Taxing Multinationals Across Borders?

On Nov. 8th, 2022 the European Court of Justice, EU’s highest court, overturned a tax ruling against Fiat Chrysler from 2015. The decision annuls the EU commission’s 2015 finding that Luxembourg granted selective tax advantages to Fiat through a transfer pricing ruling. The commission said the deal in 2015 amounted to a state subsidy and thus ordered the Luxembourg government to recover the equivalent of about $30 million from the company. This decision follows similar reversals in tax cases in the past few years, cases involving Starbucks Corp and Inc. In 2019, EU’s second-highest court ruled that Starbucks did not benefit from illegal state aid in the Netherlands. In 2021, the same court made a decision in favor of Amazon, stating that EU regulators failed to show that Amazon gained illegal advantages from tax dealings in Luxembourg. The European Commission has appealed the Amazon ruling to the European Court of Justice. 

As emphasized in the above-mentioned cases, the European Commission is committed to ensuring that fair competition is not distorted in the bloc through illegal tax breaks to multinational corporations. As the European Commission monitors and decides if state aid complies with EU rules, the above cases in particular concern Article 107 (1) of The Treaty on the Functioning of the European Union (TFEU), which prohibits companies from gaining unfair advantages over their competitors through government support. The Treaty generally prohibits state aid unless it is justified by reasons of overall economic development. 
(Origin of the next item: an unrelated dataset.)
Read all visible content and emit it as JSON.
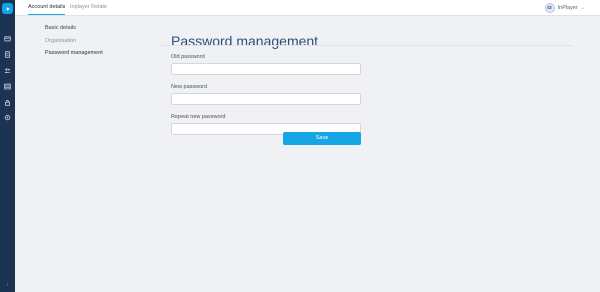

In response to the Fiar Chrysler decision, the European Commission released a statement demonstrating its continued commitment to tax legislation amendments among member states. The Commission works with member states to address tax loopholes and ensure tax fairness and will continue to monitor the EU state aid rules. The Commission’s ongoing efforts to ensure that multinational corporations do not gain unfair tax advantages spurn the recent global concern of loose tax rules for international technology giants. Notably, last year in 2021, the G-7 — Canada, Germany, Italy, France, Japan, the U.K. and the U.S. — agreed that businesses should pay a minimum tax rate of at least 15% in each of the countries in which they operate. While almost 140 countries agreed to the 15% minimum tax rate, the implementation of this policy has faced several challenges.  
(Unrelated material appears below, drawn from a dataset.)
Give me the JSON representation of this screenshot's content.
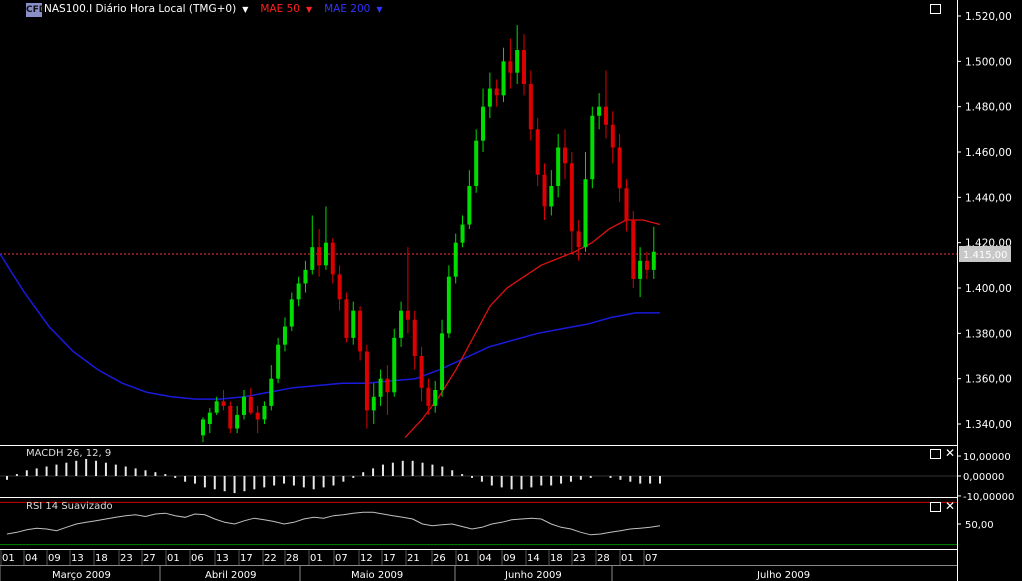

Many governments are waiting to see how G-7 nations would implement the policy, especially in the U.S. with a divided Congress. 2023 was set as a target for implementation, though many tax experts believe to be too ambitious. While the global minimum corporate tax may continue if smaller countries fail to pass new laws, the failure of larger economies, such as the U.S., to implement legislation would greatly debilitate the agreement. There has been substantial political pressure against a global minimum corporate tax as businesses, with Cisco Systems Inc., Bank of America Corp. and Texas Instruments lobbying against the tax. The EU has also struggled to move forward with implementation. Unanimous support is required among 27 bloc members for the EU-wide implementation; however Hungarian parliament continues to affirm its opposition to global minimum tax on corporations. 

The ongoing friction between European countries and U.S. over taxing U.S. tech giants has further thwarted implementation of the policy. During ongoing talks on international tax rules, some European officials argued that U.S. tech giants should pay more tax in Europe and reallocate taxing rights to where the product is consumed. Specifically, some European countries proposed their own taxes on U.S. digital services and products. In response, the U.S. rejected such proposal and threatened to respond with tariffs on imports from Europe. 

Nonetheless despite ongoing challenges, there has been some progresses. The Organization for Economic Cooperation and Development (OECD) released details on central components of the agreement, including the “undertaxed profits rule.” The rule allows participating countries without a minimum corporate tax rate to increase the company’s rate to 15%, creating financial incentives for non-participating countries to join the agreement. 

While the future of taxing multinationals across borders remains uncertain, the European Commission continues to monitor how member countries utilize state aids and OECD proceeds with detailed plans for global corporate tax.